In this way we can see that as time progresses, a population of organisms will continue to evolve. We can also see that because of the chance nature of variations, two isolated populations of the same species will invariably change in different ways, and will eventually become different species.

While there is I believe an essential truth in the concept of natural selection, we can also recognize a significant error in Darwin’s thought, and this error has had important implications for how we conceptualize ourselves and the natural world.

To understand this error, we need to take a look at the broader belief systems of the post-enlightenment era in which Darwin postulated his theory. In short, Darwin can be understood to fit within a pattern of popular theorists who across a range of subjects stressed the separateness of the individual entity.

Rene Descartes, beginning his analysis with “I think therefore I am”, told us that human consciousness is forever separate from the surrounding nature, and that our goal (through reductionist science) is to conquer that nature. Continuing this theme, Isaac Newton describing the material universe as a machine made up of separate atoms that move around bumping into one another.

Hobbes described a war with “each against all others” as the starting point for the compromise which results in civilized society. Adam Smith described competition between (separate) self-interested parties as the engine of a healthy economy. Freud described the emotions of isolation, the drive toward physical pleasure and away from fear, as central to the human condition. Etc.
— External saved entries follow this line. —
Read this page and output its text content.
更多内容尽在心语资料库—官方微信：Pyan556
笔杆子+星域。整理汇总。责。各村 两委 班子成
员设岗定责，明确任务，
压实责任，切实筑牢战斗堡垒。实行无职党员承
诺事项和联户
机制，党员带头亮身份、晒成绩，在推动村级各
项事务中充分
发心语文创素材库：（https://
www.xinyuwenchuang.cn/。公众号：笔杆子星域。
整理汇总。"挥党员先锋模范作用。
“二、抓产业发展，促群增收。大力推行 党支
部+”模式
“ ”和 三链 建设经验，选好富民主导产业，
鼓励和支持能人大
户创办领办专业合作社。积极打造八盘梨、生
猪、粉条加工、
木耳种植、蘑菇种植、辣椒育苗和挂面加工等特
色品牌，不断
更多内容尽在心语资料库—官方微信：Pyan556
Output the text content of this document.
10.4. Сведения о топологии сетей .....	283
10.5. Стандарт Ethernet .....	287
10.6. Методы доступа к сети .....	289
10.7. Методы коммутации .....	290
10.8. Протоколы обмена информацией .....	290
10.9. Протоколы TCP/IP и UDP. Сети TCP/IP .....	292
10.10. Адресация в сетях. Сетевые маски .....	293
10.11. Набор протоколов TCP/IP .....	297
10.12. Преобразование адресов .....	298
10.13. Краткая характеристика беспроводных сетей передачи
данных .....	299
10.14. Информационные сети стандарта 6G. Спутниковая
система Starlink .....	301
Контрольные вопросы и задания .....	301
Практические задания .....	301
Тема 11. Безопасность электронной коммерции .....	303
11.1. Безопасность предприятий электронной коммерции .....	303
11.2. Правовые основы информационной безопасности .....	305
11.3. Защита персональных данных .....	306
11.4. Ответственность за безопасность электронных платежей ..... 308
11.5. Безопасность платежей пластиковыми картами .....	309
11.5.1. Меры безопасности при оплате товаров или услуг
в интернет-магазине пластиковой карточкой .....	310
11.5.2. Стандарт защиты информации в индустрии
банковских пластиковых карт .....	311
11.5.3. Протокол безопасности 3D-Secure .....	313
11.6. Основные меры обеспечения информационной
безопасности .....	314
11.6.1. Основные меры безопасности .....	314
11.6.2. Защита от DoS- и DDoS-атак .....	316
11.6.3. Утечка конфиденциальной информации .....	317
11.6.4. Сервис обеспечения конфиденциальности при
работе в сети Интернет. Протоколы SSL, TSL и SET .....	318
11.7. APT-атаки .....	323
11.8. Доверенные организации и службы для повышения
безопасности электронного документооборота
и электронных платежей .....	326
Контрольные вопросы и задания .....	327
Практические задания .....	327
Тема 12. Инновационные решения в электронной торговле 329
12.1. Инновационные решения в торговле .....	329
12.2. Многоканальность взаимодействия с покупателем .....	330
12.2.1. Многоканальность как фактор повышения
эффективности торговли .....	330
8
Into this pattern popped Charles Darwin, and with the tide swimming strongly in favour of this ‘separatism’ (my term), it is little wonder that Darwin would stress competition between individual organisms as the driver behind the processes of natural selection. This competition came to be known as ‘survival of the fittest’.

I am fully aware that many of you will be protesting to yourself right now that survival of the fittest is not about competition. Instead, it is about whatever is best suited to the situation. This may involve traits that enable an organism to dominate its environment, but it can also involve the capacity to engage in symbiotic and cooperative relationships. If an organism will benefit most by acting cooperatively, it is variations that help enable that cooperation that will facilitate the best chance of survival.

I agree with you. Darwin saw that as well as fighting with one another, organisms will also work together for mutual benefit. For Darwin however, any cooperation between organisms was just a junior player; a subcategory of the all-important competition for survival. Darwin saw cooperation within the biological realm in a similar way to how Hobbes viewed human society; as a compromise between essentially self-interested individuals.

Darwin even expressed some sadness that he should conceive of nature in such a brutal light. In the Origin of Species, he wrote, “Nothing is easier to admit in words the truth of the universal struggle for life, or more difficult – at least I have found it so – than to constantly bear this conclusion in mind.”

The most famous critique of Darwin on this front was provided by Peter Kropotkin with his 1902 book, ‘Mutual Aid’, in which he claims that cooperation is in fact far more important than competition in the processes of natural selection. Building on this claim, he then goes on to suggest that the desire to cooperate is the principle motivation of the human organism, and that we should therefore immediately reestablish our society as an anarchist paradise.

So what is the answer? I suggest that we can look for it as part of a new paradigm that can be seen emerging within our current society.

This new paradigm can be understood to be emerging from between the extremes of the separatism described above and the ‘collectivism’, espoused by theorists such as Marx, Engels and Kropotkin, which rose up to oppose it.

The new ‘balanced’ paradigm has been steadily growing over the last couple of hundred years until now it has arguably come to dominate our way of thinking. This new paradigm finds its roots in the increasing influence that Eastern philosophy, which recognizes paradox and polarity as central to nature, is having on the West.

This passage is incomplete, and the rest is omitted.